第37話

狂おしい36日目
831
2021/09/11 11:11
ディオ·ブランドー
は…?
ディオ·ブランドー
僕だよ、ディオだよ
(なまえ)·クレア
あなた·クレア
うーん…ごめん、分かんない…。
俺は目の前が真っ暗になった。目覚めたと思って喜んでいたのに。やっと告白できると思っていたのに。



あなたは今、完全に俺を忘れてしまっている。見れば、頭に包帯を巻かれているではないか。何か頭に怪我をしたのか…?



認めたくなかった。切実に夢だと願ったがやはり現実だった。あなたは………記憶喪失になってしまっている。



もしやこの調子ではジョジョやスピードワゴンとやらのことも忘れているのではなかろうか。都合良く2人は覚えているだなんて話、俺は認めない。



しかし現実は残酷だった。
(なまえ)·クレア
あなた·クレア
あれっ…スピードワゴン?…と………………ジョ、ジョ…?
ジョナサン·ジョースター
ぼ、僕のこと分かるのかい!?
(なまえ)·クレア
あなた·クレア
うん…でも、お名前くらいしか…。
ジョナサン·ジョースター
それでも嬉しいよ!
そう言ってあなたに思い切り抱き付くジョジョ。「怪我人なんだぞ」とスピードワゴンに止められていた。



スピードワゴンは…産まれた時から知っていると言うし、まあ仕方がないだろう。だが何故ジョジョのことも覚えているんだ…!?



せめてそこは俺のことを覚えるか、ジョジョのことを忘れるかして欲しかった。俺1人だけ忘れられているのか!?



これでは…あなたを自分のものにするチャンスは皆無じゃあないか。また0から始めなくてはならない。なんとか何かのきっかけで思い出させたり出来ないだろうか。
ディオ·ブランドー
あなた!やっぱり思い出せないのか?前に川辺で話したじゃあないか!
(なまえ)·クレア
あなた·クレア
え…?ジョジョとなら話したことあるけど…。
ディオ·ブランドー
それに…そうだ、先月家に入れてくれたし………
(なまえ)·クレア
あなた·クレア
ジョジョを入れたことならあるけど本当に分からないの………ごめん…。
全てジョジョとの記憶でしかなかった。
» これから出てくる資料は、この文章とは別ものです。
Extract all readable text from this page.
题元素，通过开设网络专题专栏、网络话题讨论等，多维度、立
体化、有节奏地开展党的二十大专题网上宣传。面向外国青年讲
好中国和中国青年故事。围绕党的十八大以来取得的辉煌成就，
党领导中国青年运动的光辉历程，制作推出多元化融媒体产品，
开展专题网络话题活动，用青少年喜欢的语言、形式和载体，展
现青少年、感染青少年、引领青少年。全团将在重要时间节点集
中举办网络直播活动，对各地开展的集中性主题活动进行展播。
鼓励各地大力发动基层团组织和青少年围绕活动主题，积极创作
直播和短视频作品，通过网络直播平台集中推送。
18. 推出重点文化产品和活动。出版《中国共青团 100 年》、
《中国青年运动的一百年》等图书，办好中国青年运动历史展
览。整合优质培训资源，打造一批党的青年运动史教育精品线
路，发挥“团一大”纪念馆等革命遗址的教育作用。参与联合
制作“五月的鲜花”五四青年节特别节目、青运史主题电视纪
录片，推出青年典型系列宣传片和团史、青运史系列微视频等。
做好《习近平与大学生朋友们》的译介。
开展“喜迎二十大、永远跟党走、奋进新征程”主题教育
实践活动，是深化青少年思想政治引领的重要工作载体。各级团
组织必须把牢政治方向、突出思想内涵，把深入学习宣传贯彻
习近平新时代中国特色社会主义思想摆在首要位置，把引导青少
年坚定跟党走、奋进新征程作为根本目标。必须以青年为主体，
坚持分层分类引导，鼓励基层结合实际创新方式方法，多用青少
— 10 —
俺との記憶は何一つ無かった。俺は深く絶望した。柄にもなく頭の中が真っ白になった。



………いや、あなたは今はこうなっているがそのうち俺のことを思い出してくれるだろう。何かきっかけさえあれば思い出すはずだ。



仕方がない、焦りは禁物だしここはあなたが記憶を取り戻すまで気長に待ってやるしかないな。